My project examines the role that literary works might play in helping to create such an expanded sense of history. As I show how American writers after 1945 have treated the representation of time and history in relation to environmental questions, I distinguish between two textual subfields of environmental temporality. The first, which I argue is characteristic of mainstream environmentalism, is disjunctive, with abrupt environmental changes separating the past and the present. This subfield contains many canonical works of postwar American environmental writing, including Aldo Leopold’s A Sand County Almanac, Edward Abbey’s Desert Solitaire, Annie Dillard’s Pilgrim at Tinker Creek, and Kim Stanley Robinson’s Science in the Capital trilogy. From treatises on the ancient ecological histories of particular sites to meditations on the speed of climate change, these works evince a preoccupation with environmental time that has not been acknowledged within the spatially oriented field of environmental criticism.
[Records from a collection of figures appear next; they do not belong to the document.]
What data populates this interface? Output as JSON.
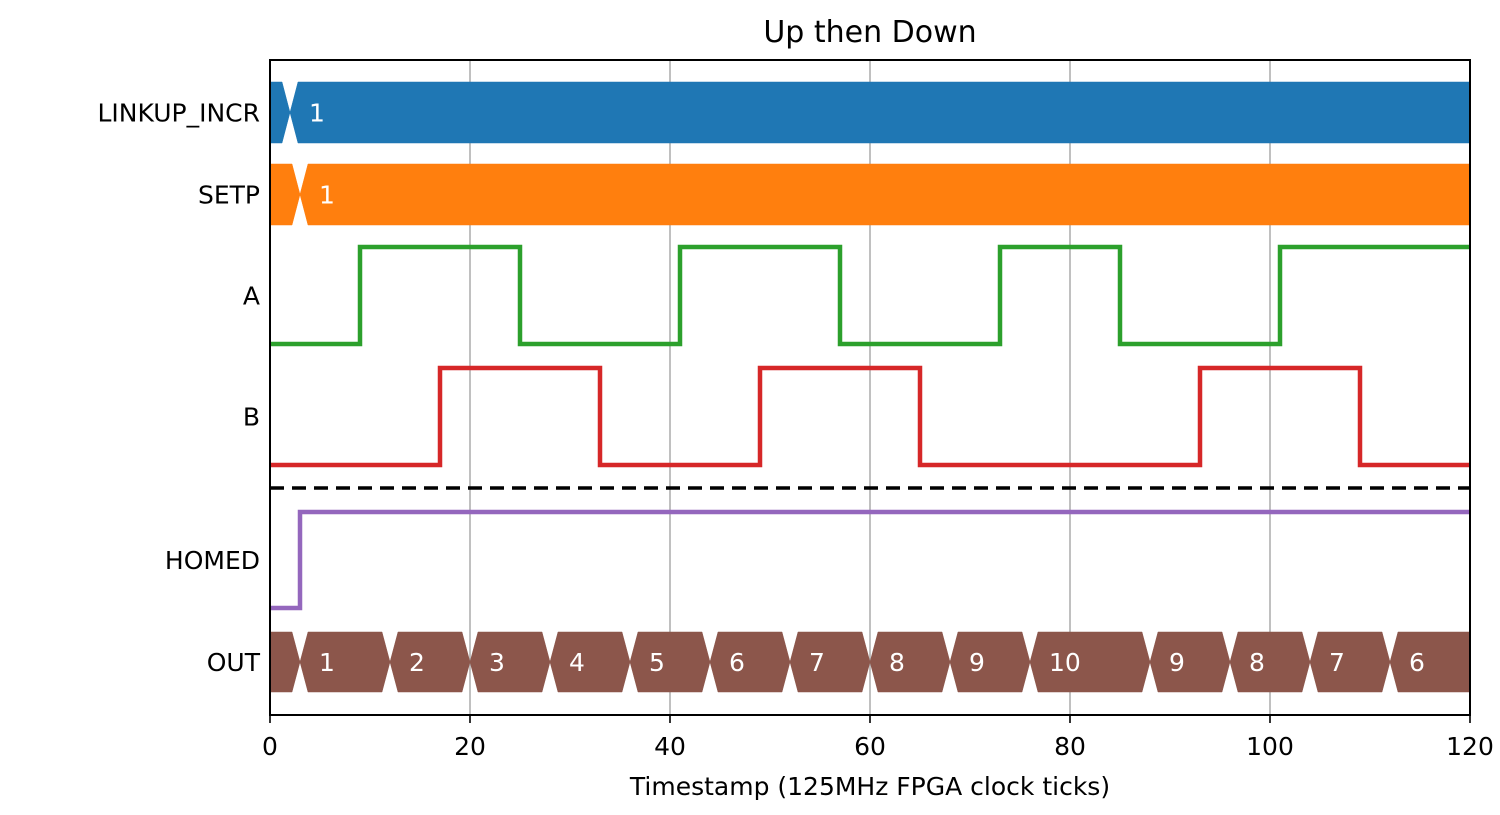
{
  "chart_data": {
    "type": "timing",
    "title": "Up then Down",
    "xlabel": "Timestamp (125MHz FPGA clock ticks)",
    "ylabel": "",
    "xlim": [
      0,
      120
    ],
    "xticks": [
      0,
      20,
      40,
      60,
      80,
      100,
      120
    ],
    "grid": "x-only",
    "separator": "dashed line between B and HOMED",
    "signals": [
      {
        "name": "LINKUP_INCR",
        "kind": "bus",
        "color": "#1f77b4",
        "segments": [
          {
            "start": 0,
            "end": 2,
            "label": ""
          },
          {
            "start": 2,
            "end": 120,
            "label": "1"
          }
        ]
      },
      {
        "name": "SETP",
        "kind": "bus",
        "color": "#ff7f0e",
        "segments": [
          {
            "start": 0,
            "end": 3,
            "label": ""
          },
          {
            "start": 3,
            "end": 120,
            "label": "1"
          }
        ]
      },
      {
        "name": "A",
        "kind": "bit",
        "color": "#2ca02c",
        "steps": [
          [
            0,
            0
          ],
          [
            9,
            1
          ],
          [
            25,
            0
          ],
          [
            41,
            1
          ],
          [
            57,
            0
          ],
          [
            73,
            1
          ],
          [
            85,
            0
          ],
          [
            101,
            1
          ]
        ]
      },
      {
        "name": "B",
        "kind": "bit",
        "color": "#d62728",
        "steps": [
          [
            0,
            0
          ],
          [
            17,
            1
          ],
          [
            33,
            0
          ],
          [
            49,
            1
          ],
          [
            65,
            0
          ],
          [
            93,
            1
          ],
          [
            109,
            0
          ]
        ]
      },
      {
        "name": "HOMED",
        "kind": "bit",
        "color": "#9467bd",
        "steps": [
          [
            0,
            0
          ],
          [
            3,
            1
          ]
        ]
      },
      {
        "name": "OUT",
        "kind": "bus",
        "color": "#8c564b",
        "segments": [
          {
            "start": 0,
            "end": 3,
            "label": ""
          },
          {
            "start": 3,
            "end": 12,
            "label": "1"
          },
          {
            "start": 12,
            "end": 20,
            "label": "2"
          },
          {
            "start": 20,
            "end": 28,
            "label": "3"
          },
          {
            "start": 28,
            "end": 36,
            "label": "4"
          },
          {
            "start": 36,
            "end": 44,
            "label": "5"
          },
          {
            "start": 44,
            "end": 52,
            "label": "6"
          },
          {
            "start": 52,
            "end": 60,
            "label": "7"
          },
          {
            "start": 60,
            "end": 68,
            "label": "8"
          },
          {
            "start": 68,
            "end": 76,
            "label": "9"
          },
          {
            "start": 76,
            "end": 88,
            "label": "10"
          },
          {
            "start": 88,
            "end": 96,
            "label": "9"
          },
          {
            "start": 96,
            "end": 104,
            "label": "8"
          },
          {
            "start": 104,
            "end": 112,
            "label": "7"
          },
          {
            "start": 112,
            "end": 120,
            "label": "6"
          }
        ]
      }
    ]
  }
}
However, by positing radical breaks between environmental pasts and environmental futures, they ultimately enervate the political charge of history and elide the human dimensions of environmental change, in terms both of environmental injustice and of possible social responses.
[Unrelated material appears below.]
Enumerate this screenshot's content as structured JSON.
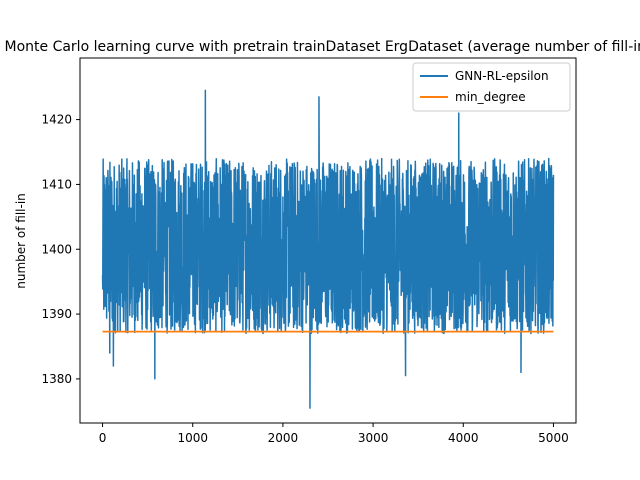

By contrast, the second subfield, which I argue is characteristic of environmental justice, is continuous, showing how historical patterns persist even across social and ecological transformations. I trace this version of environmental thought through a multicultural corpus of novels consisting of Ralph Ellison’s Invisible Man, Ishmael Reed’s Mumbo Jumbo, Helena María Viramontes’ Under the Feet of Jesus, Linda Hogan’s Solar Storms, and Octavia Butler’s Parable of the Sower and Parable of the Talents. Some of these novels do not document specific instances of environmental degradation or environmental injustice and, as a result, have not been critically interpreted as relevant for environmental analysis; others are more explicit in their discussion of environmental issues and are recognized as part of the canon of American environmental literature. However, I demonstrate that, across all of these texts, counterhegemonic understandings of history inform resistance to environmental degradation and exploitation. These texts show that environmental problems cannot be fully understood, nor environmental futures addressed, without recognizing the way that social histories of inequality and environmental histories of extraction continue to structure politics and ecology in the present.

Ultimately, then, the project offers three conclusions. First, it suggests that the second version of environmental temporality holds more value than the first for environmental cultural studies, in that it more compellingly and accurately represents the social implications of environmental issues. Second, it shows that “environmental literature” is most usefully understood not as the literature that explicitly treats environmental issues, but rather as the literature that helps to produce the sense of time that contemporary environmental crises require. Third, it shows how literary works can not only illuminate the relationship between American ideas about nature and social justice, but also operate as a specifically literary form of eco-political activism.